A truly fantastic, and very open, complex wine. So much better, right now, than it’s 2015 sibling.
Black olives, tapenade
Brine, oyster shells
Humus, rich forest floor
Incredibly fragrant
Black pepper spice
Red citrus fruits
Herbal, herbaceous
Mineral driven
Ferrous metal
Pittsburg-style ribeye
Cured meats
Green bell pepper rind
So fresh
Soil to glass transfer
A maestro (Marcel)
(96 pts.)
PS. This 2014, now the third bottle I have opened, is one of the more enjoyable young Juges that I have had, like 2011. I expect more long-term from vintages like 2013 and 2010, but amazing how complex this young Juge is.
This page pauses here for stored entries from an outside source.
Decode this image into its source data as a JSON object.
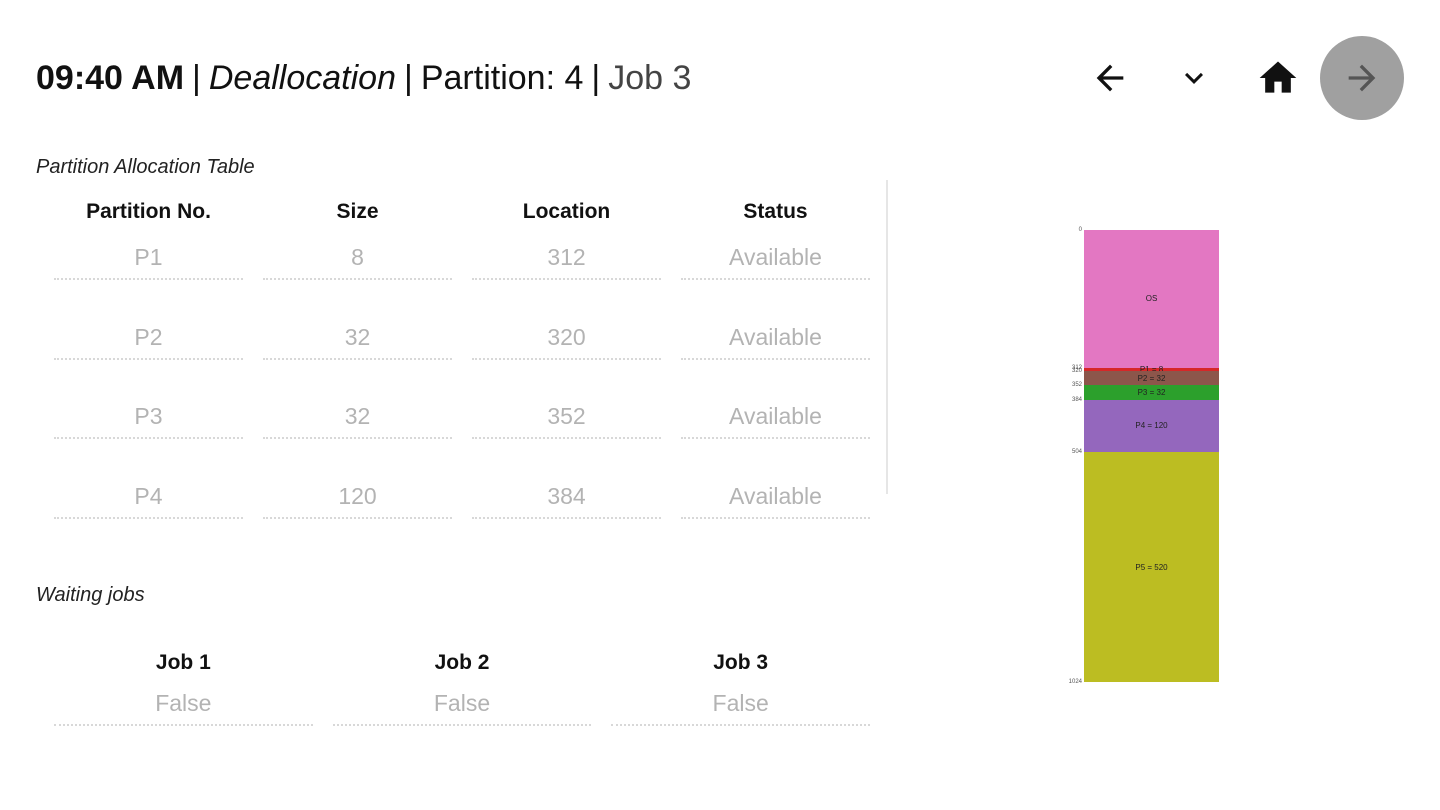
{
  "header": {
    "time": "09:40 AM",
    "mode": "Deallocation",
    "partition": "Partition: 4",
    "job": "Job 3",
    "separator": "|"
  },
  "nav": {
    "icons": [
      "arrow-left-icon",
      "chevron-down-icon",
      "home-icon",
      "arrow-right-icon"
    ],
    "next_bg": "#a0a0a0"
  },
  "partition_table": {
    "title": "Partition Allocation Table",
    "columns": [
      "Partition No.",
      "Size",
      "Location",
      "Status"
    ],
    "rows": [
      [
        "P1",
        "8",
        "312",
        "Available"
      ],
      [
        "P2",
        "32",
        "320",
        "Available"
      ],
      [
        "P3",
        "32",
        "352",
        "Available"
      ],
      [
        "P4",
        "120",
        "384",
        "Available"
      ]
    ]
  },
  "waiting_jobs": {
    "title": "Waiting jobs",
    "columns": [
      "Job 1",
      "Job 2",
      "Job 3"
    ],
    "values": [
      "False",
      "False",
      "False"
    ]
  },
  "memory_map": {
    "total": 1024,
    "blocks": [
      {
        "label": "OS",
        "start": 0,
        "size": 312,
        "color": "#e377c2"
      },
      {
        "label": "P1 = 8",
        "start": 312,
        "size": 8,
        "color": "#d62728"
      },
      {
        "label": "P2 = 32",
        "start": 320,
        "size": 32,
        "color": "#8c564b"
      },
      {
        "label": "P3 = 32",
        "start": 352,
        "size": 32,
        "color": "#2ca02c"
      },
      {
        "label": "P4 = 120",
        "start": 384,
        "size": 120,
        "color": "#9467bd"
      },
      {
        "label": "P5 = 520",
        "start": 504,
        "size": 520,
        "color": "#bcbd22"
      }
    ],
    "ticks": [
      "0",
      "312",
      "320",
      "352",
      "384",
      "504",
      "1024"
    ]
  }
}
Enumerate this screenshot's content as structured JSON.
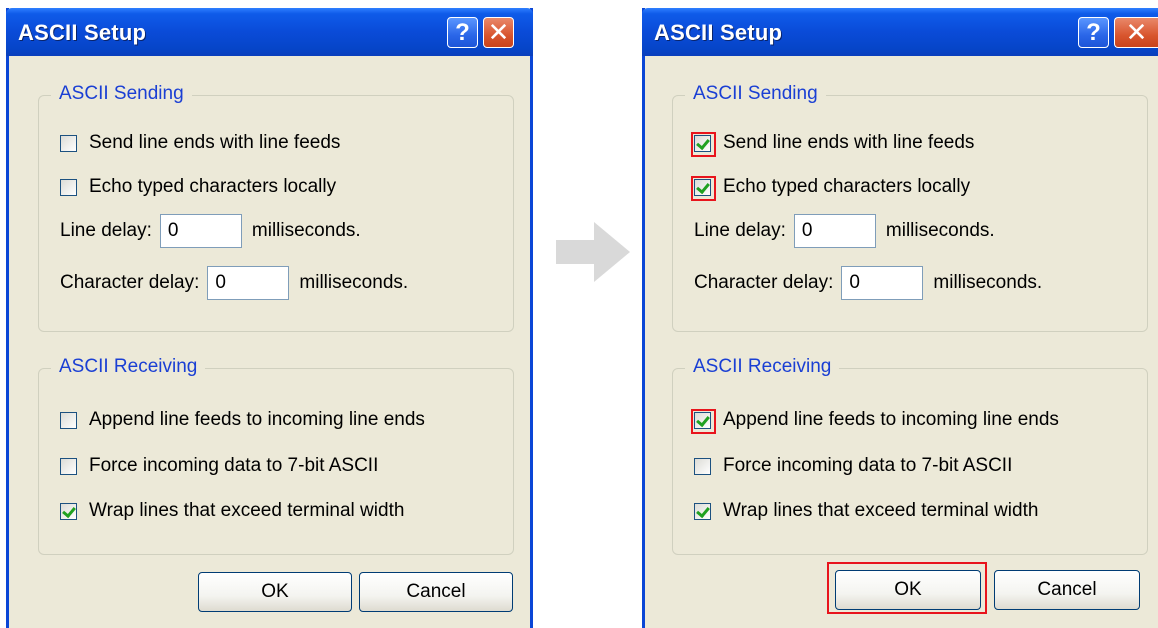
{
  "colors": {
    "titlebar": "#0a4bd8",
    "dialog_bg": "#ece9d8",
    "group_title": "#1a3fd4",
    "check_mark": "#21a121",
    "highlight": "#e8141c",
    "arrow": "#d9d9d9"
  },
  "before": {
    "title": "ASCII Setup",
    "help_icon": "?",
    "close_icon": "✕",
    "sending": {
      "title": "ASCII Sending",
      "send_line_ends": {
        "label": "Send line ends with line feeds",
        "checked": false
      },
      "echo_typed": {
        "label": "Echo typed characters locally",
        "checked": false
      },
      "line_delay": {
        "label": "Line delay:",
        "value": "0",
        "unit": "milliseconds."
      },
      "char_delay": {
        "label": "Character delay:",
        "value": "0",
        "unit": "milliseconds."
      }
    },
    "receiving": {
      "title": "ASCII Receiving",
      "append_line_feeds": {
        "label": "Append line feeds to incoming line ends",
        "checked": false
      },
      "force_7bit": {
        "label": "Force incoming data to 7-bit ASCII",
        "checked": false
      },
      "wrap_lines": {
        "label": "Wrap lines that exceed terminal width",
        "checked": true
      }
    },
    "ok_label": "OK",
    "cancel_label": "Cancel"
  },
  "after": {
    "title": "ASCII Setup",
    "help_icon": "?",
    "close_icon": "✕",
    "sending": {
      "title": "ASCII Sending",
      "send_line_ends": {
        "label": "Send line ends with line feeds",
        "checked": true
      },
      "echo_typed": {
        "label": "Echo typed characters locally",
        "checked": true
      },
      "line_delay": {
        "label": "Line delay:",
        "value": "0",
        "unit": "milliseconds."
      },
      "char_delay": {
        "label": "Character delay:",
        "value": "0",
        "unit": "milliseconds."
      }
    },
    "receiving": {
      "title": "ASCII Receiving",
      "append_line_feeds": {
        "label": "Append line feeds to incoming line ends",
        "checked": true
      },
      "force_7bit": {
        "label": "Force incoming data to 7-bit ASCII",
        "checked": false
      },
      "wrap_lines": {
        "label": "Wrap lines that exceed terminal width",
        "checked": true
      }
    },
    "ok_label": "OK",
    "cancel_label": "Cancel"
  }
}
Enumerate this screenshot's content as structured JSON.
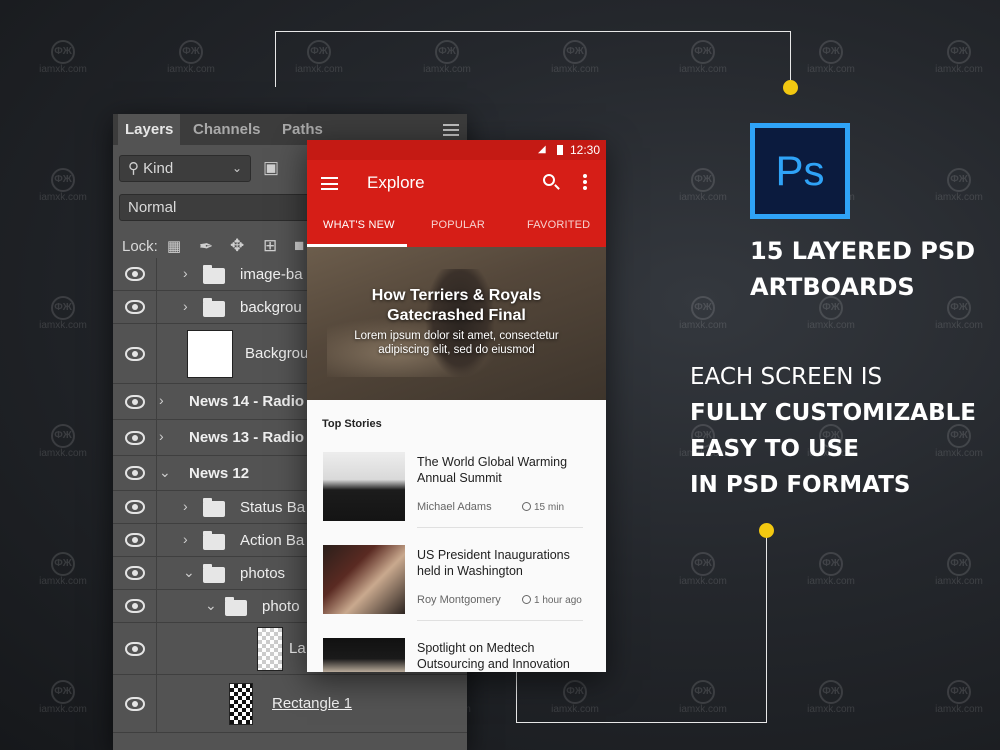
{
  "watermark": {
    "mark": "ФЖ",
    "text": "iamxk.com"
  },
  "layers_panel": {
    "tabs": [
      "Layers",
      "Channels",
      "Paths"
    ],
    "filter_label": "Kind",
    "blend_mode": "Normal",
    "lock_label": "Lock:",
    "rows": [
      {
        "label": "image-ba",
        "type": "folder",
        "bold": false
      },
      {
        "label": "backgrou",
        "type": "folder",
        "bold": false
      },
      {
        "label": "Backgrou",
        "type": "thumb",
        "bold": false
      },
      {
        "label": "News 14 - Radio",
        "type": "group",
        "bold": true
      },
      {
        "label": "News 13 - Radio",
        "type": "group",
        "bold": true
      },
      {
        "label": "News 12",
        "type": "group-open",
        "bold": true
      },
      {
        "label": "Status Ba",
        "type": "folder",
        "bold": false
      },
      {
        "label": "Action Ba",
        "type": "folder",
        "bold": false
      },
      {
        "label": "photos",
        "type": "folder-open",
        "bold": false
      },
      {
        "label": "photo",
        "type": "folder-open",
        "bold": false
      },
      {
        "label": "La",
        "type": "thumb-checker",
        "bold": false
      },
      {
        "label": "Rectangle 1",
        "type": "thumb-shape",
        "bold": false
      }
    ]
  },
  "phone": {
    "status_time": "12:30",
    "title": "Explore",
    "tabs": [
      "WHAT'S NEW",
      "POPULAR",
      "FAVORITED"
    ],
    "hero": {
      "title_line1": "How Terriers & Royals",
      "title_line2": "Gatecrashed Final",
      "sub_line1": "Lorem ipsum dolor sit amet, consectetur",
      "sub_line2": "adipiscing elit, sed do eiusmod"
    },
    "section_title": "Top Stories",
    "stories": [
      {
        "title": "The World Global Warming Annual Summit",
        "author": "Michael Adams",
        "time": "15 min"
      },
      {
        "title": "US President Inaugurations held in Washington",
        "author": "Roy Montgomery",
        "time": "1 hour ago"
      },
      {
        "title": "Spotlight on Medtech Outsourcing and Innovation",
        "author": "",
        "time": ""
      }
    ]
  },
  "promo": {
    "logo_text": "Ps",
    "headline_line1": "15 LAYERED PSD",
    "headline_line2": "ARTBOARDS",
    "feature_intro": "EACH SCREEN IS",
    "features": [
      "FULLY CUSTOMIZABLE",
      "EASY TO USE",
      "IN PSD FORMATS"
    ]
  },
  "colors": {
    "accent_red": "#d61e17",
    "ps_blue": "#2fa3f7",
    "connector_dot": "#f2c811"
  }
}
I opened one in December and it did start to close up about 60-90m after pouring. Great experience though. My note:
An arresting nose: herbaceous funk, barbecued pork, and a light touch of soil; then palpable power and concentration wrapped around a hidden core of red fruit; there is weight and impact but it’s delivered with delicacy and poise; the whole thing starts to recede behind a wall of furry tannin about an hour in but no regrets opening this bottle at this point in its life - my next visit will be in 8 years; very good minus with upside
Was reflecting this morning on the Juge. Really a unique, transparent, expressive display of Cornas. So different than most other producers, with the exception of Allemand. Both more on the - and I generally do not like using this expression - Burgundian style of Cornas. This month I have opened Gonon, Gilles, Rousset, Levet and some other Cali syrahs, none compare to this Juge. Only Levet compares on the level of distinction, but Juge is a cut above. A shame not to see this producer, his style, continue. Last of a generation. Makes popping a bottle difficult, but it really should not be. My sister came over last night for a family weekend, with her husband and older son that is quite the foodie, and we popped bottles with no rhyme or reason. My sister asked for something with black olives, we checked out the Rhones, and just grabbed the Juge without thinking. I just wanted her to try it. That’s how it should be.
Except almost no one is able to source them at that price after the 2012 vintage. In 2013 I tried my typical retailers, including Flatiron where I got the 2012- no one I contacted was getting any. In 2014 I set wine-searcher watches, and all I found was at very inflated prices. I stopped trying after that.
I’ll admit, I got lucky. Got turned onto this wine around the 2007 vintage and got an allocation of a case up to 2014, minus the 2013 blip. And then Fu arrived. My 2015 dropped to a sixer plus a Maggie. These wines are treasures.
Nah, man. I’m a Johnny Come Lately. Started with 2007, 2010 is an amazing vintage. Was impossible to source before then while living in FL until the shipping laws changed.
I’ve been fortunate to taste quite a few 2014 N. Rhône’s, including Allemand Reynard, and found them all to be wonderfully perfumed and pure expressions of Syrah that are already drinking well. I’ve concluded that the critics only like big tannic vintages.